Endometriosis, she said, occurs when tissue that normally forms in the lining of the uterus begins to grow outside the uterus, typically affecting the ovaries, fallopian tubes and tissue lining the pelvis. Pain often begins days before the menstrual cycle and becomes increasingly worse during the cycle. Pain may extend from the pelvis to the abdomen and lower back.

“Not everyone experiences the same symptoms but the typical symptom is cyclic pelvic pain,” Dr. Matonis said. “Women with endometriosis experience terrible cramps during the days or week before their period, very painful menstrual cramps and are then pain-free for the week after their period ends.”

More subtle symptoms include deep pain during sex, painful bowel movements or urination, ovarian cysts called endometriomas, or infertility. The latter, Dr. Matonis noted, occurs when endometriosis causes scarring in the abdominal or pelvic cavity.

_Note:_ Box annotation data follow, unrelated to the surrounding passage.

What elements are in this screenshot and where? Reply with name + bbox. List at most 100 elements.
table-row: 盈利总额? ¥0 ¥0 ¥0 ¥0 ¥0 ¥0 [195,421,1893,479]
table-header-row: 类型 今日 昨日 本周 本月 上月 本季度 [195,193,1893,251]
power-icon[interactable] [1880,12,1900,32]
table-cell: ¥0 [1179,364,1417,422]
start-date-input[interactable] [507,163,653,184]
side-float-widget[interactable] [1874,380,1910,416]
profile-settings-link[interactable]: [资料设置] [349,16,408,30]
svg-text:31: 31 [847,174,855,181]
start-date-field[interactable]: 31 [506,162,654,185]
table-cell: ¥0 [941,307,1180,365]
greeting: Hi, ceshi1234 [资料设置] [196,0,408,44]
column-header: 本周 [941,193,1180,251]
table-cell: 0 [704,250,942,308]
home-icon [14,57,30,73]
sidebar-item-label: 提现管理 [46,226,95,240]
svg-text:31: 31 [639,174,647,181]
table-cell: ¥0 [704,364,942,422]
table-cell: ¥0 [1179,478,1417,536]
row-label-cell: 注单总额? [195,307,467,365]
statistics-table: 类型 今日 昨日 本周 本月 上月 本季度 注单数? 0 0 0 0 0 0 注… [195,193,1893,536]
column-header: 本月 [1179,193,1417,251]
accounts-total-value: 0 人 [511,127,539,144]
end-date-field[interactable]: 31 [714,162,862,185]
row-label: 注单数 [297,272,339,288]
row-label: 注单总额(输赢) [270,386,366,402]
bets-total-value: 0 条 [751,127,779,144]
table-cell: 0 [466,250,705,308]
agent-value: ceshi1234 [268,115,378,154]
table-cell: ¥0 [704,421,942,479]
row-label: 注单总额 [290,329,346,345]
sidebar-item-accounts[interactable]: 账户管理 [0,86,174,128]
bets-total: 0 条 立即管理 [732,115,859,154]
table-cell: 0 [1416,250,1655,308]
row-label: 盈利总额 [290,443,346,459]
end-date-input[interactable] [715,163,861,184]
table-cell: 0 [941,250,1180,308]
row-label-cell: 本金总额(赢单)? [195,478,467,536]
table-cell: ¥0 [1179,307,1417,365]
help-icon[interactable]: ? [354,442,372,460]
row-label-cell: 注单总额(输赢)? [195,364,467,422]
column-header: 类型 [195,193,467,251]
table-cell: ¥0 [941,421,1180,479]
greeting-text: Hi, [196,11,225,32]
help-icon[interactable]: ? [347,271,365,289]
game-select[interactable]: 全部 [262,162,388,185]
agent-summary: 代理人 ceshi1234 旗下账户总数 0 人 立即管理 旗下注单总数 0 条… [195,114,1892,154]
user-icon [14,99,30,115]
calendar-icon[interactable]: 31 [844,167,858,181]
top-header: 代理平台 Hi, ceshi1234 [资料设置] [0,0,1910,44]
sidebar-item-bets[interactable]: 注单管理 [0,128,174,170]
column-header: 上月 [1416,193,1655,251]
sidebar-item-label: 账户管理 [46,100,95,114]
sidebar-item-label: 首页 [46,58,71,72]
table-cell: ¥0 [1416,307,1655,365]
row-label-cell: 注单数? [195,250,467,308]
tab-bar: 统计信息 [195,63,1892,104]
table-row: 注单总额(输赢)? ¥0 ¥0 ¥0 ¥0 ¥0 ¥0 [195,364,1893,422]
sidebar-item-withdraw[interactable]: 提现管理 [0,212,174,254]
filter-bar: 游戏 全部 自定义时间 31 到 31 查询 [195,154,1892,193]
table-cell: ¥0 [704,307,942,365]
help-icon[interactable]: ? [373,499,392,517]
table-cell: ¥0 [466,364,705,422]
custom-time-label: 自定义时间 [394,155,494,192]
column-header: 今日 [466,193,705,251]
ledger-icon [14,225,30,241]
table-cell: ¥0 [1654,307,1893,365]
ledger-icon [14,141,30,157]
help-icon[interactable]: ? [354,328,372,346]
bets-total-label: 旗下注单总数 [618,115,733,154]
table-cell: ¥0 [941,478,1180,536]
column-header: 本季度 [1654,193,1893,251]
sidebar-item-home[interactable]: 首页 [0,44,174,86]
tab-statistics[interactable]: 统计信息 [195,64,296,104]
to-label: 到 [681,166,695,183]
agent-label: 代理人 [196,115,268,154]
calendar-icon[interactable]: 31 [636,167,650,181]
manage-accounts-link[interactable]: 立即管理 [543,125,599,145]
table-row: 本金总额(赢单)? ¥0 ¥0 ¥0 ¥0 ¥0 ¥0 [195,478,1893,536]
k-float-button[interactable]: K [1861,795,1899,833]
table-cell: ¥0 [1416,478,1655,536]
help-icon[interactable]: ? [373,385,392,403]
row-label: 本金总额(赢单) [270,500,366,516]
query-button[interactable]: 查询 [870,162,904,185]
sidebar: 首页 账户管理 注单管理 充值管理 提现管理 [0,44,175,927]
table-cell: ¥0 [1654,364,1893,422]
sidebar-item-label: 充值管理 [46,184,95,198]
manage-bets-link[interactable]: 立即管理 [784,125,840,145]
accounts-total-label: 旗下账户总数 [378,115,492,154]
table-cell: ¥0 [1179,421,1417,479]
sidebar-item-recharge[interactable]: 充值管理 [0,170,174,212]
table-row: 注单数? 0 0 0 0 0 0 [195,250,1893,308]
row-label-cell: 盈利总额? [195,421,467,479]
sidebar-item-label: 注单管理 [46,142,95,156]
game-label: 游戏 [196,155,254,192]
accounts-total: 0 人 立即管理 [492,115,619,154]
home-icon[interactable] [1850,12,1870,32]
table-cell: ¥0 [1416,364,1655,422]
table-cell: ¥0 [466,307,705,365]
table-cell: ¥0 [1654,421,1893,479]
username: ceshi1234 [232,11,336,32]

Help for women with endometriosis comes in various forms, based on the severity of the condition.

It can include:

  • Hormonal treatment such as birth control pills or Depo-Provera to suppress the menstrual cycle. Some women take the medication continuously so they do not get a period.
  • Surgery, including laparoscopy to remove the endometriosis or a hysterectomy.
  • Medication to suppress the hormonal cycle and induce temporary medical menopause.

“There is also a new oral medication — GnRH antagonist — which prevents estrogen production,” Dr. Matonis said. “This works effectively against endometriosis and, therefore, helps with the pain it can cause.”

Endometriosis can also adhere to the wall of the uterus, causing heavy bleeding and/or painful cramps. It’s typically only discovered after the patient has a hysterectomy.

“Endometriosis is a complicated phenomenon,” Dr. Matonis said. “You can have very little endometriosis and have severe pain or you can have a lot of endometriosis and have no pain. The good news is that it does ‘burn out’ after menopause so will stop being a problem when the periods stop.”